Jim Burns
I slide out of the ’55 Buick Special, the penultimate
in a long series of identical models traded by my father
like clockwork every four years, and now it sits
oblivious to its position in the parade of our country’s
finest steel on rubber. As I walk from the car
my steps feel light and airy, my entire body,
wracked by disease of late, feels light and airy too,
like a ghost, much different from my familiar
death row trudge back then, and I pause to listen
to what I had never chosen to hear: the songbirds
in the trees surrounding the house, branches as grizzled
as the old structure itself, and crawling with snakes
until my uncle shot them down, their return to the earth
marked by dull thumps, and the bullfrogs croaking
in my uncle’s pond across the way, their throaty calls
no longer masquerading quiet desperation, but now ones
of conjugal triumph, while out back, the chickens
cackle smugly, no longer wary of being relieved
of their heads and racing wildly around and around
the yard—I used to wonder why and where to,
knowing even then that you can’t outrun death—
until they fell and were stripped of their feathers,
gutted and thrown into a pot.

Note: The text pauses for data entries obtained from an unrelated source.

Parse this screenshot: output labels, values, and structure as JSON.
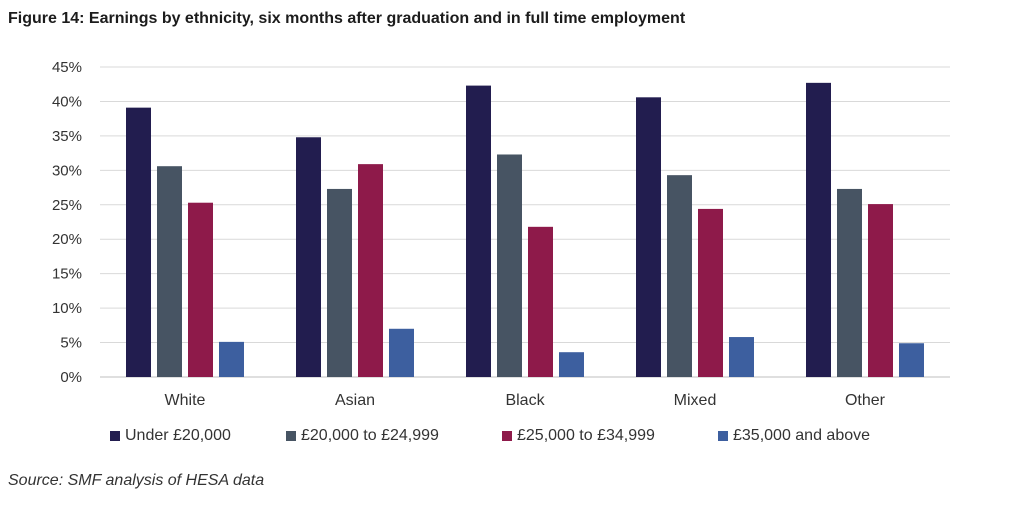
{
  "title": "Figure 14: Earnings by ethnicity, six months after graduation and in full time employment",
  "source": "Source: SMF analysis of HESA data",
  "chart_data": {
    "type": "bar",
    "categories": [
      "White",
      "Asian",
      "Black",
      "Mixed",
      "Other"
    ],
    "series": [
      {
        "name": "Under £20,000",
        "color": "#221d4f",
        "values": [
          39.1,
          34.8,
          42.3,
          40.6,
          42.7
        ]
      },
      {
        "name": "£20,000 to £24,999",
        "color": "#475463",
        "values": [
          30.6,
          27.3,
          32.3,
          29.3,
          27.3
        ]
      },
      {
        "name": "£25,000 to £34,999",
        "color": "#8e1a4a",
        "values": [
          25.3,
          30.9,
          21.8,
          24.4,
          25.1
        ]
      },
      {
        "name": "£35,000 and above",
        "color": "#3d5f9f",
        "values": [
          5.1,
          7.0,
          3.6,
          5.8,
          4.9
        ]
      }
    ],
    "ylim": [
      0,
      45
    ],
    "yticks": [
      "0%",
      "5%",
      "10%",
      "15%",
      "20%",
      "25%",
      "30%",
      "35%",
      "40%",
      "45%"
    ],
    "grid": true,
    "legend_position": "bottom"
  }
}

And then I pause
at the squeaking screen backdoor, the one on which
once climbed an entire litter of kittens announcing
their lives, puling for sustenance, until my grandfather
grew weary of his wife’s loud complaints about their noise,
took up his shotgun with its double barrels,
and the kittens were no more, then he walked
to his raspberry patch, which I would not enter
because I feared the thorns as much as the snakes,
and plucked a hatful of plump, dark berries,
which he presented to me, their juice soon running
down my chin. Today those kittens purr and suckle
their mother, and the taste of the berries remains
in the back of my throat, but I don’t enter the house
to again find my grandfather slumped dead on the floor,
his meticulously prepared breakfast waiting uneaten.
Yes, I’ll stop at this door that still bears holes
from his birdshot, because I feel it’s better now
than it was back then, and I climb into the Buick
and let it roll me away.
Bio
Jim Burns was born and raised in rural Indiana and received degrees from both Indiana State University (B.S., M.S., History) and Indiana University (MLS), then spent most of his working years as a librarian, while spending about 15 years doing proofreading and light copy editing on the side. Retirement presented him with free time, and he turned to an early interest in writing. Over the last five to six years he has published over 40 poems and a handful of creative nonfiction pieces. He lives with his wife and dog in Jacksonville, Florida.